PROJECT SUMMARY/ABSTRACT
Neuropathic pain impacts the lives of millions of individuals worldwide. Understanding the mechanisms that
drive the development and maintenance of neuropathic pain is critical to the advancement of next generation
therapeutic strategies. In the context of nerve injury, one brain area that may contribute to pain is the central
nucleus of the amygdala (CeA). Evidence from human patients and animal models shows short and long-term
changes in the amygdala may contribute to the overall pathologic state. An explosion of cell-type specific
optogenetic, chemogenetic, and physiological approaches has provided unprecedented cellular access to the
CeA in the context of injury. A major challenge for the field is determining how to integrate data from different
approaches and laboratories to understand the amygdala’s contribution to nociception and pain. We recently
developed the first computational model of the CeA in the context of pain using real-world cell-type data. This
model, built with physiological data and validated against in vivo results, provides a robust framework to study
the interactions between different cell types and their collective contributions to the development of pain. Our
model of the CeA marks a major step forward in the study of neuropathic pain, but at the same time the model
is still primitive in its assumptions. The model represents the CeA in 2-dimensional space and fails to
accurately capture the complex 3-dimensional (3-D) structural properties of the CeA and its subnuclei that
likely drive pronociceptive and antinociceptive outputs from the CeA. The objective of this proposal is to utilize
existing and new wet-lab data to build a proof-of-concept 3-D model of pain-related neurons in the CeA that
accounts for spatial and cell-type heterogeneity and determine the extent to which the model can predict in
vivo results.

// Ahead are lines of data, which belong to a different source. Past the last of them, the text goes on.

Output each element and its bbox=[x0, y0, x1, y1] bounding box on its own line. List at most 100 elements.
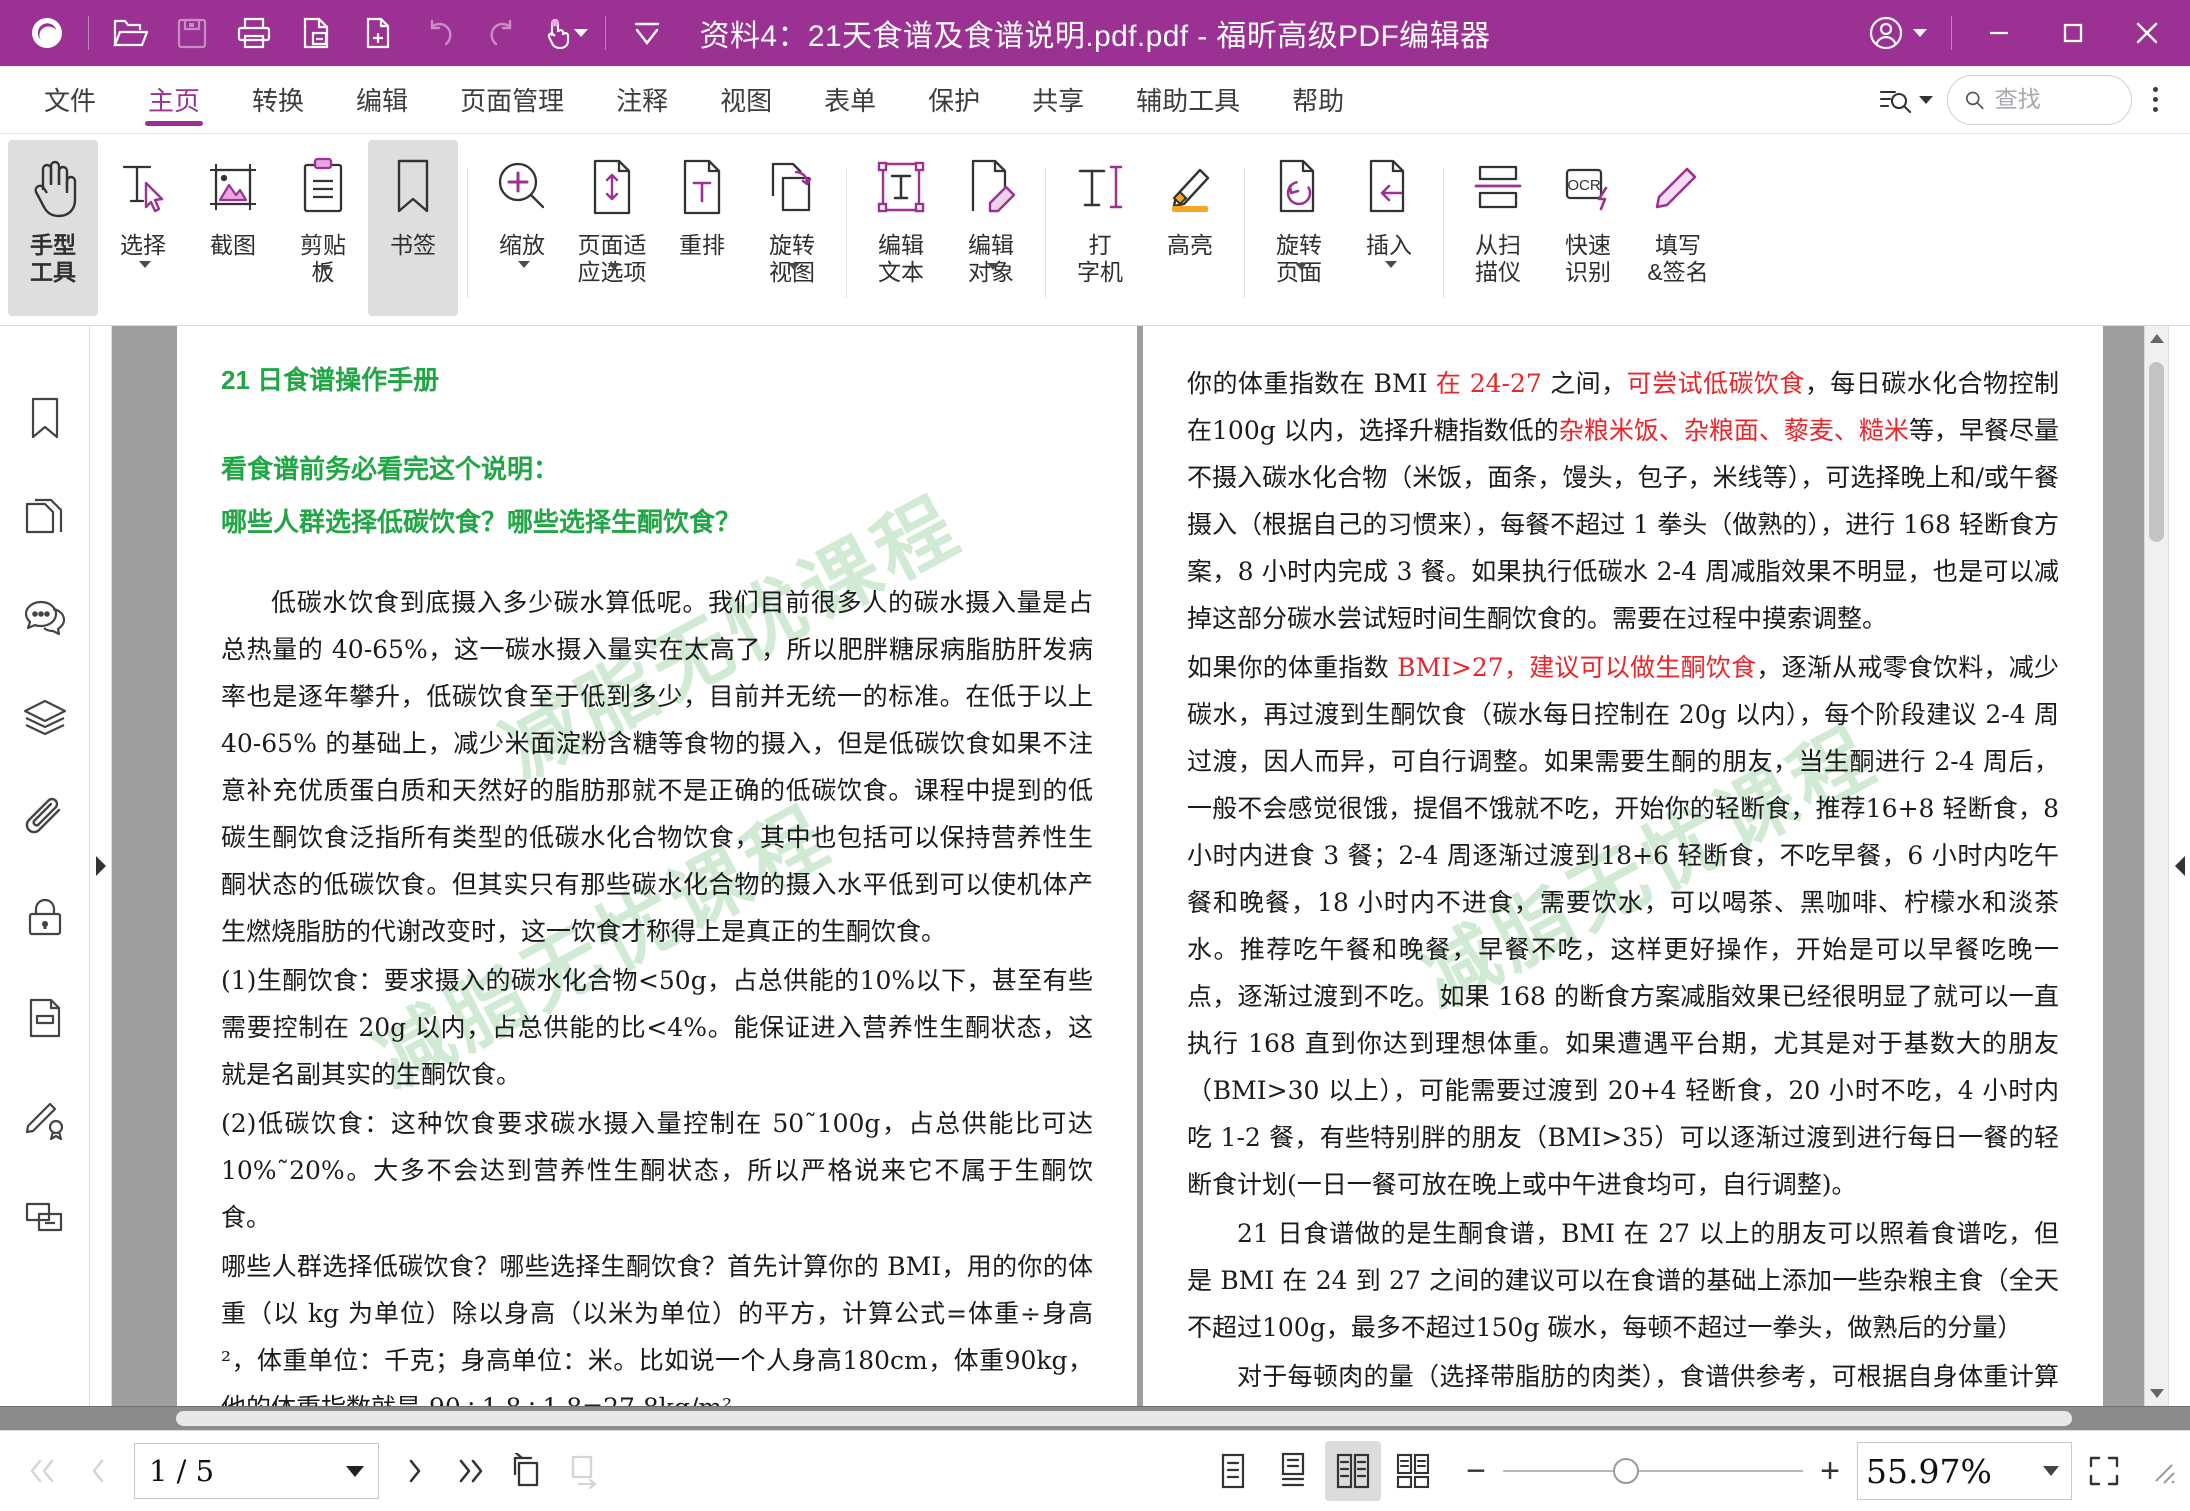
continuous-view-button[interactable] bbox=[1265, 1441, 1321, 1501]
sidebar-item-fields[interactable] bbox=[9, 968, 81, 1068]
rotate-page-button[interactable]: 旋转 页面 bbox=[1254, 140, 1344, 316]
sidebar-item-signatures[interactable] bbox=[9, 1068, 81, 1168]
menu-item-help[interactable]: 帮助 bbox=[1266, 66, 1370, 133]
menu-item-share[interactable]: 共享 bbox=[1006, 66, 1110, 133]
bookmark-button[interactable]: 书签 bbox=[368, 140, 458, 316]
vertical-scrollbar[interactable] bbox=[2144, 326, 2168, 1406]
print-icon[interactable] bbox=[223, 5, 285, 61]
insert-page-caret-icon[interactable] bbox=[1385, 260, 1397, 268]
undo-icon[interactable] bbox=[409, 5, 471, 61]
maximize-button[interactable] bbox=[2036, 0, 2110, 66]
clipboard-button[interactable]: 剪贴 板 bbox=[278, 140, 368, 316]
sidebar-item-security[interactable] bbox=[9, 868, 81, 968]
facing-continuous-view-button[interactable] bbox=[1385, 1441, 1441, 1501]
vertical-scroll-thumb[interactable] bbox=[2149, 362, 2164, 542]
zoom-dropdown-icon[interactable] bbox=[2043, 1466, 2059, 1476]
previous-view-button[interactable] bbox=[499, 1441, 555, 1501]
menu-item-comment[interactable]: 注释 bbox=[590, 66, 694, 133]
sidebar-item-attachments[interactable] bbox=[9, 768, 81, 868]
account-caret-icon[interactable] bbox=[1913, 29, 1927, 37]
edit-text-button[interactable]: 编辑 文本 bbox=[856, 140, 946, 316]
menu-item-protect[interactable]: 保护 bbox=[902, 66, 1006, 133]
scroll-down-icon[interactable] bbox=[2145, 1380, 2168, 1406]
page-number-input[interactable]: 1 / 5 bbox=[134, 1443, 379, 1499]
more-options-icon[interactable] bbox=[2138, 75, 2172, 125]
touch-mode-icon[interactable] bbox=[533, 5, 595, 61]
new-blank-page-icon[interactable] bbox=[347, 5, 409, 61]
save-file-icon[interactable] bbox=[161, 5, 223, 61]
hand-tool-button[interactable]: 手型 工具 bbox=[8, 140, 98, 316]
zoom-level-input[interactable]: 55.97% bbox=[1857, 1442, 2072, 1500]
app-logo-icon[interactable] bbox=[16, 5, 78, 61]
open-file-icon[interactable] bbox=[99, 5, 161, 61]
sidebar-item-comments[interactable] bbox=[9, 568, 81, 668]
snapshot-button[interactable]: 截图 bbox=[188, 140, 278, 316]
fit-page-caret-icon[interactable] bbox=[608, 263, 620, 271]
advanced-search-button[interactable] bbox=[1870, 76, 1941, 124]
page-dropdown-icon[interactable] bbox=[346, 1465, 364, 1477]
single-page-view-button[interactable] bbox=[1205, 1441, 1261, 1501]
edit-object-caret-icon[interactable] bbox=[987, 263, 999, 271]
zoom-out-button[interactable]: − bbox=[1463, 1454, 1489, 1488]
customize-toolbar-icon[interactable] bbox=[616, 5, 678, 61]
highlight-button[interactable]: 高亮 bbox=[1145, 140, 1235, 316]
horizontal-scroll-thumb[interactable] bbox=[176, 1411, 2072, 1426]
select-tool-button[interactable]: 选择 bbox=[98, 140, 188, 316]
search-input[interactable] bbox=[1994, 86, 2115, 113]
rotate-view-caret-icon[interactable] bbox=[788, 263, 800, 271]
clipboard-caret-icon[interactable] bbox=[319, 265, 331, 273]
expand-right-panel-button[interactable] bbox=[2168, 326, 2190, 1406]
zoom-slider-knob[interactable] bbox=[1613, 1458, 1639, 1484]
zoom-slider[interactable] bbox=[1503, 1458, 1803, 1484]
menu-item-file[interactable]: 文件 bbox=[18, 66, 122, 133]
ocr-button[interactable]: OCR 快速 识别 bbox=[1543, 140, 1633, 316]
rotate-view-button[interactable]: 旋转 视图 bbox=[747, 140, 837, 316]
last-page-button[interactable] bbox=[443, 1441, 499, 1501]
fill-sign-button[interactable]: 填写 &签名 bbox=[1633, 140, 1723, 316]
menu-item-view[interactable]: 视图 bbox=[694, 66, 798, 133]
reflow-button[interactable]: 重排 bbox=[657, 140, 747, 316]
fullscreen-button[interactable] bbox=[2076, 1441, 2132, 1501]
menu-item-page-manage[interactable]: 页面管理 bbox=[434, 66, 590, 133]
insert-page-button[interactable]: 插入 bbox=[1344, 140, 1434, 316]
menu-item-edit[interactable]: 编辑 bbox=[330, 66, 434, 133]
fit-page-button[interactable]: 页面适 应选项 bbox=[567, 140, 657, 316]
sidebar-item-pages[interactable] bbox=[9, 468, 81, 568]
document-viewport[interactable]: 减脂无忧课程 减脂无忧课程 21 日食谱操作手册 看食谱前务必看完这个说明： 哪… bbox=[112, 326, 2168, 1406]
search-box[interactable] bbox=[1947, 74, 2132, 125]
first-page-button[interactable] bbox=[14, 1441, 70, 1501]
rotate-page-caret-icon[interactable] bbox=[1295, 263, 1307, 271]
select-caret-icon[interactable] bbox=[139, 260, 151, 268]
typewriter-button[interactable]: 打 字机 bbox=[1055, 140, 1145, 316]
next-view-button[interactable] bbox=[555, 1441, 611, 1501]
edit-object-button[interactable]: 编辑 对象 bbox=[946, 140, 1036, 316]
sidebar-item-bookmarks[interactable] bbox=[9, 368, 81, 468]
account-button[interactable] bbox=[1849, 0, 1941, 66]
zoom-caret-icon[interactable] bbox=[518, 260, 530, 268]
menu-item-convert[interactable]: 转换 bbox=[226, 66, 330, 133]
window-resize-grip[interactable] bbox=[2142, 1451, 2176, 1491]
minimize-button[interactable] bbox=[1962, 0, 2036, 66]
zoom-in-button[interactable]: + bbox=[1817, 1454, 1843, 1488]
menu-item-form[interactable]: 表单 bbox=[798, 66, 902, 133]
scroll-up-icon[interactable] bbox=[2145, 326, 2168, 352]
pages-icon bbox=[25, 498, 62, 534]
sidebar-item-layers[interactable] bbox=[9, 668, 81, 768]
menu-item-accessibility[interactable]: 辅助工具 bbox=[1110, 66, 1266, 133]
close-button[interactable] bbox=[2110, 0, 2184, 66]
redo-icon[interactable] bbox=[471, 5, 533, 61]
document-paragraph: 你的体重指数在 BMI 在 24-27 之间，可尝试低碳饮食，每日碳水化合物控制… bbox=[1187, 360, 2059, 642]
next-page-button[interactable] bbox=[387, 1441, 443, 1501]
prev-page-button[interactable] bbox=[70, 1441, 126, 1501]
zoom-button[interactable]: 缩放 bbox=[477, 140, 567, 316]
facing-view-button[interactable] bbox=[1325, 1441, 1381, 1501]
menu-item-home[interactable]: 主页 bbox=[122, 66, 226, 133]
sidebar-item-thumbnails[interactable] bbox=[9, 1168, 81, 1268]
touch-mode-caret-icon[interactable] bbox=[574, 29, 588, 37]
document-heading-3: 哪些人群选择低碳饮食？哪些选择生酮饮食？ bbox=[221, 507, 742, 537]
advanced-search-caret-icon[interactable] bbox=[1919, 95, 1933, 104]
from-scanner-button[interactable]: 从扫 描仪 bbox=[1453, 140, 1543, 316]
horizontal-scrollbar[interactable] bbox=[0, 1406, 2190, 1430]
expand-left-panel-button[interactable] bbox=[90, 326, 112, 1406]
create-from-file-icon[interactable] bbox=[285, 5, 347, 61]
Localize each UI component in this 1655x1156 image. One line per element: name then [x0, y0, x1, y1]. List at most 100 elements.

Our central hypothesis is that the 3-D distribution of two specific cell types in the CeA influences
the appropriate behavioral responses in the context of neuropathic injury and that this distribution can be
modeled to produce novel insights into the CeA’s role in the development of chronic nociception. We will use an
agent-based computational model to describe the physiological and morphological properties of individual
neurons in the CeA and their interactions with one another. This approach will allow us to capture complexity
within the CeA system while remaining accessible to undergraduate students, including those new to
programming. The computational model, which will be publicly available and open source, will include a
graphical user interface that can be accessed by any researcher to complete in silico experiments prior to
devoting the time and resources to costly in vivo experiments. Both computational and wet-lab experiments are
incorporated in this proposal with a focus on involvement of undergraduate students to bolster their
development as rigorous, interdisciplinary, and thoughtful biomedical researchers.